The United States Interior Department recently decided to ground civilian drones due to fears of China using them for spying, and the decision might not be revoked anytime soon.

The relationship between the US and China has been worsening for months now. The fear of China using various techniques and resources in order to spy on the country has recently led the US to ground all civilian drones. According to Financial Times sources, the decision might not be revoked anytime soon.

So far, this is not an official decision, nor a final policy. However, fears of China using civilian drones for spying has led the department to consider plans to permanently end the use of nearly 1,000 drones. According to unnamed sources, Interior Secretary David Bernhardt would limit the use of such drones for emergency situations only, such as firefighting.

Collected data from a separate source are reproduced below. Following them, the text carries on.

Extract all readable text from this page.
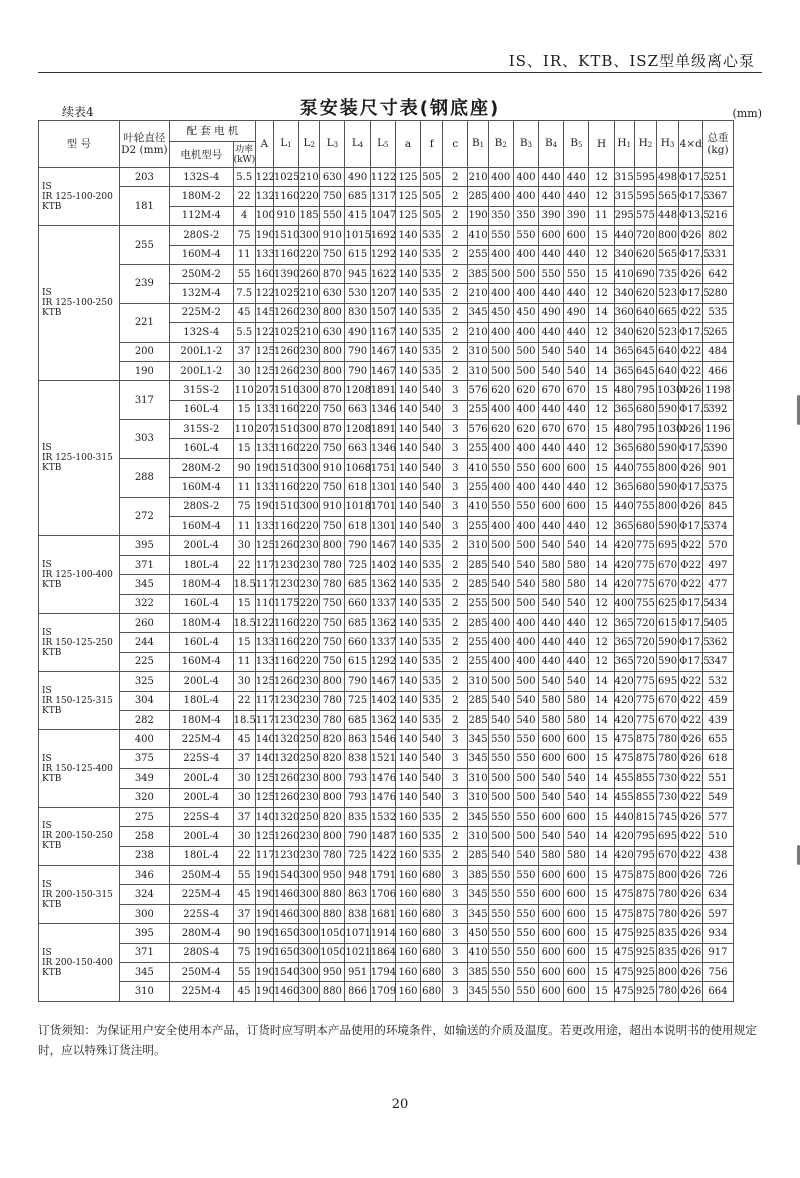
IS、IR、KTB、ISZ型单级离心泵
续表4	泵安装尺寸表(钢底座)	(mm)
型 号	叶轮直径 D2 (mm)	配 套 电 机		A	L1	L2	L3	L4	L5	a	f	c	B1	B2	B3	B4	B5	H	H1	H2	H3	4×d	总重 (kg)
		电机型号	功率 (kW)																				

IS
IR 125-100-200
KTB	203	132S-4	5.5	122	1025	210	630	490	1122	125	505	2	210	400	400	440	440	12	315	595	498	Φ17.5	251
	181	180M-2	22	132	1160	220	750	685	1317	125	505	2	285	400	400	440	440	12	315	595	565	Φ17.5	367
		112M-4	4	100	910	185	550	415	1047	125	505	2	190	350	350	390	390	11	295	575	448	Φ13.5	216

IS
IR 125-100-250
KTB	255	280S-2	75	190	1510	300	910	1015	1692	140	535	2	410	550	550	600	600	15	440	720	800	Φ26	802
		160M-4	11	133	1160	220	750	615	1292	140	535	2	255	400	400	440	440	12	340	620	565	Φ17.5	331
	239	250M-2	55	160	1390	260	870	945	1622	140	535	2	385	500	500	550	550	15	410	690	735	Φ26	642
		132M-4	7.5	122	1025	210	630	530	1207	140	535	2	210	400	400	440	440	12	340	620	523	Φ17.5	280
	221	225M-2	45	145	1260	230	800	830	1507	140	535	2	345	450	450	490	490	14	360	640	665	Φ22	535
		132S-4	5.5	122	1025	210	630	490	1167	140	535	2	210	400	400	440	440	12	340	620	523	Φ17.5	265
	200	200L1-2	37	125	1260	230	800	790	1467	140	535	2	310	500	500	540	540	14	365	645	640	Φ22	484
	190	200L1-2	30	125	1260	230	800	790	1467	140	535	2	310	500	500	540	540	14	365	645	640	Φ22	466

IS
IR 125-100-315
KTB	317	315S-2	110	207	1510	300	870	1208	1891	140	540	3	576	620	620	670	670	15	480	795	1030	Φ26	1198
		160L-4	15	133	1160	220	750	663	1346	140	540	3	255	400	400	440	440	12	365	680	590	Φ17.5	392
	303	315S-2	110	207	1510	300	870	1208	1891	140	540	3	576	620	620	670	670	15	480	795	1030	Φ26	1196
		160L-4	15	133	1160	220	750	663	1346	140	540	3	255	400	400	440	440	12	365	680	590	Φ17.5	390
	288	280M-2	90	190	1510	300	910	1068	1751	140	540	3	410	550	550	600	600	15	440	755	800	Φ26	901
		160M-4	11	133	1160	220	750	618	1301	140	540	3	255	400	400	440	440	12	365	680	590	Φ17.5	375
	272	280S-2	75	190	1510	300	910	1018	1701	140	540	3	410	550	550	600	600	15	440	755	800	Φ26	845
		160M-4	11	133	1160	220	750	618	1301	140	540	3	255	400	400	440	440	12	365	680	590	Φ17.5	374

IS
IR 125-100-400
KTB	395	200L-4	30	125	1260	230	800	790	1467	140	535	2	310	500	500	540	540	14	420	775	695	Φ22	570
	371	180L-4	22	117	1230	230	780	725	1402	140	535	2	285	540	540	580	580	14	420	775	670	Φ22	497
	345	180M-4	18.5	117	1230	230	780	685	1362	140	535	2	285	540	540	580	580	14	420	775	670	Φ22	477
	322	160L-4	15	110	1175	220	750	660	1337	140	535	2	255	500	500	540	540	12	400	755	625	Φ17.5	434

IS
IR 150-125-250
KTB	260	180M-4	18.5	122	1160	220	750	685	1362	140	535	2	285	400	400	440	440	12	365	720	615	Φ17.5	405
	244	160L-4	15	133	1160	220	750	660	1337	140	535	2	255	400	400	440	440	12	365	720	590	Φ17.5	362
	225	160M-4	11	133	1160	220	750	615	1292	140	535	2	255	400	400	440	440	12	365	720	590	Φ17.5	347

IS
IR 150-125-315
KTB	325	200L-4	30	125	1260	230	800	790	1467	140	535	2	310	500	500	540	540	14	420	775	695	Φ22	532
	304	180L-4	22	117	1230	230	780	725	1402	140	535	2	285	540	540	580	580	14	420	775	670	Φ22	459
	282	180M-4	18.5	117	1230	230	780	685	1362	140	535	2	285	540	540	580	580	14	420	775	670	Φ22	439

IS
IR 150-125-400
KTB	400	225M-4	45	140	1320	250	820	863	1546	140	540	3	345	550	550	600	600	15	475	875	780	Φ26	655
	375	225S-4	37	140	1320	250	820	838	1521	140	540	3	345	550	550	600	600	15	475	875	780	Φ26	618
	349	200L-4	30	125	1260	230	800	793	1476	140	540	3	310	500	500	540	540	14	455	855	730	Φ22	551
	320	200L-4	30	125	1260	230	800	793	1476	140	540	3	310	500	500	540	540	14	455	855	730	Φ22	549

IS
IR 200-150-250
KTB	275	225S-4	37	140	1320	250	820	835	1532	160	535	2	345	550	550	600	600	15	440	815	745	Φ26	577
	258	200L-4	30	125	1260	230	800	790	1487	160	535	2	310	500	500	540	540	14	420	795	695	Φ22	510
	238	180L-4	22	117	1230	230	780	725	1422	160	535	2	285	540	540	580	580	14	420	795	670	Φ22	438

IS
IR 200-150-315
KTB	346	250M-4	55	190	1540	300	950	948	1791	160	680	3	385	550	550	600	600	15	475	875	800	Φ26	726
	324	225M-4	45	190	1460	300	880	863	1706	160	680	3	345	550	550	600	600	15	475	875	780	Φ26	634
	300	225S-4	37	190	1460	300	880	838	1681	160	680	3	345	550	550	600	600	15	475	875	780	Φ26	597

IS
IR 200-150-400
KTB	395	280M-4	90	190	1650	300	1050	1071	1914	160	680	3	450	550	550	600	600	15	475	925	835	Φ26	934
	371	280S-4	75	190	1650	300	1050	1021	1864	160	680	3	410	550	550	600	600	15	475	925	835	Φ26	917
	345	250M-4	55	190	1540	300	950	951	1794	160	680	3	385	550	550	600	600	15	475	925	800	Φ26	756
	310	225M-4	45	190	1460	300	880	866	1709	160	680	3	345	550	550	600	600	15	475	925	780	Φ26	664
订货须知：为保证用户安全使用本产品，订货时应写明本产品使用的环境条件，如输送的介质及温度。若更改用途，超出本说明书的使用规定时，应以特殊订货注明。
20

Alternative uses may include some less urgent situations as well, such as tracking various resources, mapping terrain, and alike.

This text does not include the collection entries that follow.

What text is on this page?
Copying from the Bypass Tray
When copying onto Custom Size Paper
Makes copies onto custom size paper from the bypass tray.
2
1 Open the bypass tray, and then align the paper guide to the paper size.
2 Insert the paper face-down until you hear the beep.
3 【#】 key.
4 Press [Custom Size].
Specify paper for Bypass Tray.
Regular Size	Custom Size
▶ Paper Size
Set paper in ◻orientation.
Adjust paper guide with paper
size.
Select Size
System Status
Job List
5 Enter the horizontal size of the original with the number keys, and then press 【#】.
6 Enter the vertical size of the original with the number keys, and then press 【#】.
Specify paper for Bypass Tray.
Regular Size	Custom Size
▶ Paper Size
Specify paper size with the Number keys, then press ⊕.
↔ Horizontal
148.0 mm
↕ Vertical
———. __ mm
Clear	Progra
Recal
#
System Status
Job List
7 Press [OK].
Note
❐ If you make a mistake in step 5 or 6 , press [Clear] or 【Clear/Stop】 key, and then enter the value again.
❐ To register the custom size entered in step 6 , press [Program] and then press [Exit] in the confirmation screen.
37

However, the decision has already found its opposers, including Chinese drone-maker, DJI, which created over 120 of the drones that were grounded by the decision. In fact, the DJI said that it plans to do a detailed review of the drone program, and point out that the fear of China using drones for spying lacks any credible evidence.

The US’ fear of drones being used for spying and other similar purposes is not new, either. The US Army stopped using DJI drones three years ago, in 2017. Meanwhile, Homeland Security even argued that the DJI was sending data regarding law enforcement and critical infrastructure to China.

None of the evidence supporting these accusations — if there is any — has been made public as of yet, however.  And, as mentioned, the department’s decision is still not final. Many understand that a lot of drone activity can be, and is, genuinely helpful. Fear of disrupting such activity has prevented many of the department’s staff from supporting the new program.

If the use of drones does get banned, the Interior Department will have to either find US-made drones or start to rely on much riskier and more expensive alternatives to achieve the same results as drones do.